Friday, March 27, 2009

Chasing Carbon Capture

Article

Oh, those lovely photo-ops, Ms. Raitt! Nothing could be sexier than carbon capture, and that's a really big photo.

Will carbon capture actually do anything in the long run? First of all, you need to burn a lot more carbon purifying and injecting that stuff down a hole. Second, the co2 is freely available at the oil or coal sites, which have been punctured by a zillion swiss-cheese holes. I just don't see this working, and with a low muttered voice, I suspect some good old-fashioned porkifying here.

But I see co2 becoming a much more important industrial material. Maybe one day they will mix co2 with natural gas and extract it at the end, or maybe we'll see dedicated co2 pipelines. This has something to do with the hydrogen economy.

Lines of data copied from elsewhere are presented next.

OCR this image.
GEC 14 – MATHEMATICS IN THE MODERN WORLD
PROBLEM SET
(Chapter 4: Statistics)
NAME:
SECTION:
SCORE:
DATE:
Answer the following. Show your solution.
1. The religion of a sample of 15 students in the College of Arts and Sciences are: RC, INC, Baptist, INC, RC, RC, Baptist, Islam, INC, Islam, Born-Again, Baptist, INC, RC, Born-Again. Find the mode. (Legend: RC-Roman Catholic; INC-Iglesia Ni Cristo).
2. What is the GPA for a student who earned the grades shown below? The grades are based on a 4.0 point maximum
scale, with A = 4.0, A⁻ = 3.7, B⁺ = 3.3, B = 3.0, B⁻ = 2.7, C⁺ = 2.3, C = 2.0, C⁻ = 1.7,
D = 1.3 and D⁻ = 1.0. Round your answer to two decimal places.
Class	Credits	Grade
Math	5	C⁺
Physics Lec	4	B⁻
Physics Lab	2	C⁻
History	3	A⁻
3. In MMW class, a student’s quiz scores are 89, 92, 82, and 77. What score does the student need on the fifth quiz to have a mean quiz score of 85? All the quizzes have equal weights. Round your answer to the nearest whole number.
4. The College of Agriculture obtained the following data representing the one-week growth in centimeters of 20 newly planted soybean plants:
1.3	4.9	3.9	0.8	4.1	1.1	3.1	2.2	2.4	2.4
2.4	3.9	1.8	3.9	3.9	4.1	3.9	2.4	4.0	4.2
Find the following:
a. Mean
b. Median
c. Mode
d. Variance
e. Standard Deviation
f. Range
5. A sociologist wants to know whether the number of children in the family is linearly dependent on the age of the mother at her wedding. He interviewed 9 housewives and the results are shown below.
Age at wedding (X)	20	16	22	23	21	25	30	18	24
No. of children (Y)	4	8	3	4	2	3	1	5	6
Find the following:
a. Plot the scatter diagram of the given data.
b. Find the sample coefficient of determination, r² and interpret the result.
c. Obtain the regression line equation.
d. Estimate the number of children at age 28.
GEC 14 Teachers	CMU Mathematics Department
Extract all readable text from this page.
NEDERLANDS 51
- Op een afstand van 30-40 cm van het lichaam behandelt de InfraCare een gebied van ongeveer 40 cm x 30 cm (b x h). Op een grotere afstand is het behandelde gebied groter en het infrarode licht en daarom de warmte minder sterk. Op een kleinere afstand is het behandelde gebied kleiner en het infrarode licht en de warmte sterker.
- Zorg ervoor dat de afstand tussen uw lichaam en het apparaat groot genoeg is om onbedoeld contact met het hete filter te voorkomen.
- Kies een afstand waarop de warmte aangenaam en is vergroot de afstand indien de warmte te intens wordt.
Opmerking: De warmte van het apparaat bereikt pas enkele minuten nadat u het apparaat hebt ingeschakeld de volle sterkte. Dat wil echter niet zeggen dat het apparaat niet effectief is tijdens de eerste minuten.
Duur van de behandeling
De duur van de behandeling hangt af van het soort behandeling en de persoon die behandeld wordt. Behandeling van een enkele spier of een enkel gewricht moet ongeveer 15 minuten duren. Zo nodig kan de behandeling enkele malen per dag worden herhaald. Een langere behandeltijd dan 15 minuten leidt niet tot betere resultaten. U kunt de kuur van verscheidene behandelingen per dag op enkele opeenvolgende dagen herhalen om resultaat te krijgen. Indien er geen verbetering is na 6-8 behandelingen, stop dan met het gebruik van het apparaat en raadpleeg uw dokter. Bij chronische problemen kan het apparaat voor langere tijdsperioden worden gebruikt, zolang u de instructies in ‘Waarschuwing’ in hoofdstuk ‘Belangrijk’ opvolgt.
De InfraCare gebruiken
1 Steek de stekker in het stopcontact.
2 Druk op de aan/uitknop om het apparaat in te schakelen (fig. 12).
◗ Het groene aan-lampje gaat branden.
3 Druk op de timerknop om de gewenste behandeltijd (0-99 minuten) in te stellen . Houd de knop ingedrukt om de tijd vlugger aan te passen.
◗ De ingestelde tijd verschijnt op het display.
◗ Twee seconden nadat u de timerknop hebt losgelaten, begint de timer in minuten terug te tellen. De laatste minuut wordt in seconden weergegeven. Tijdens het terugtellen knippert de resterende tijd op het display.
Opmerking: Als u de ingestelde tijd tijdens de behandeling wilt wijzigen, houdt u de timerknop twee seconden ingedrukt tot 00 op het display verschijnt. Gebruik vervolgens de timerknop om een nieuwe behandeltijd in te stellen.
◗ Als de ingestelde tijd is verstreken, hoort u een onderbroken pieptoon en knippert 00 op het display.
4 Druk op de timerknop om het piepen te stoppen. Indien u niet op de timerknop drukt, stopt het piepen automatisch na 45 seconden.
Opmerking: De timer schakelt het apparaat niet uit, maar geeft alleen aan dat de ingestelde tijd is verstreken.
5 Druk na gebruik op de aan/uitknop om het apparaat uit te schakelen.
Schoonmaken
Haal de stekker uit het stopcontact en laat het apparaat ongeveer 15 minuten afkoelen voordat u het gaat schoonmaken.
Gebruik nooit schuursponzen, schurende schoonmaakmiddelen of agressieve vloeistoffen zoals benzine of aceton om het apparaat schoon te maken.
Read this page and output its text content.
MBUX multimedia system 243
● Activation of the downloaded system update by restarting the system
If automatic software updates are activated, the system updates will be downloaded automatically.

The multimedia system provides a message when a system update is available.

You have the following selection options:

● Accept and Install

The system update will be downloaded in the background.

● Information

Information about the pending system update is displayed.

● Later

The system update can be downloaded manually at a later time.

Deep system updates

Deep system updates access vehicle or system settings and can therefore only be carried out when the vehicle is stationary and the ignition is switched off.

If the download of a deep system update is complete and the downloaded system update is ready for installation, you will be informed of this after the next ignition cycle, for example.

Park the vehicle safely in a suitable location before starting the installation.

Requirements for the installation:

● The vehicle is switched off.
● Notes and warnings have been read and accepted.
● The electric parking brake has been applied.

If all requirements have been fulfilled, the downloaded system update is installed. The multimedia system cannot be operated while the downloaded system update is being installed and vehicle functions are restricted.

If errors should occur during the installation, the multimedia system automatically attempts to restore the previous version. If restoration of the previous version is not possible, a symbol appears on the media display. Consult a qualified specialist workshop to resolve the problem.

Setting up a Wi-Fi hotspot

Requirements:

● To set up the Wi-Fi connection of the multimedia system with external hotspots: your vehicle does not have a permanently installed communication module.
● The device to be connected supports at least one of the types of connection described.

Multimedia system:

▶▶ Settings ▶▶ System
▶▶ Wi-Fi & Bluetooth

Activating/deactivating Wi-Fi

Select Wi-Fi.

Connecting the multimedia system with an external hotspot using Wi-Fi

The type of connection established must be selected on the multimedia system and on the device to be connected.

Since naked hydrogen is the world's worst fuel, I am following all the work to make synthetic hydrocarbons. The carbon acts as a binder to H2 and you can make Methanol or Octanol, which is also making it big in the biofuels area.

If captured co2 were cheaper and more abundant, we would see all sorts of uses that would save energy, and thus reduce the carbon burning.

2 comments:

Anonymous said...

I'm sure a bunch of the money Prez O is giving the science community will be spent on this area of research. I agree that injecting pressurized gas into fractured rock formations is likely to lead to a lot of leakage and loss back into the atmosphere.
Hopefully this will work. Makes sense to me that permanently converting co2 to rock would be preferable.

Harold Asmis said...

OMG... They're wasting good soda water!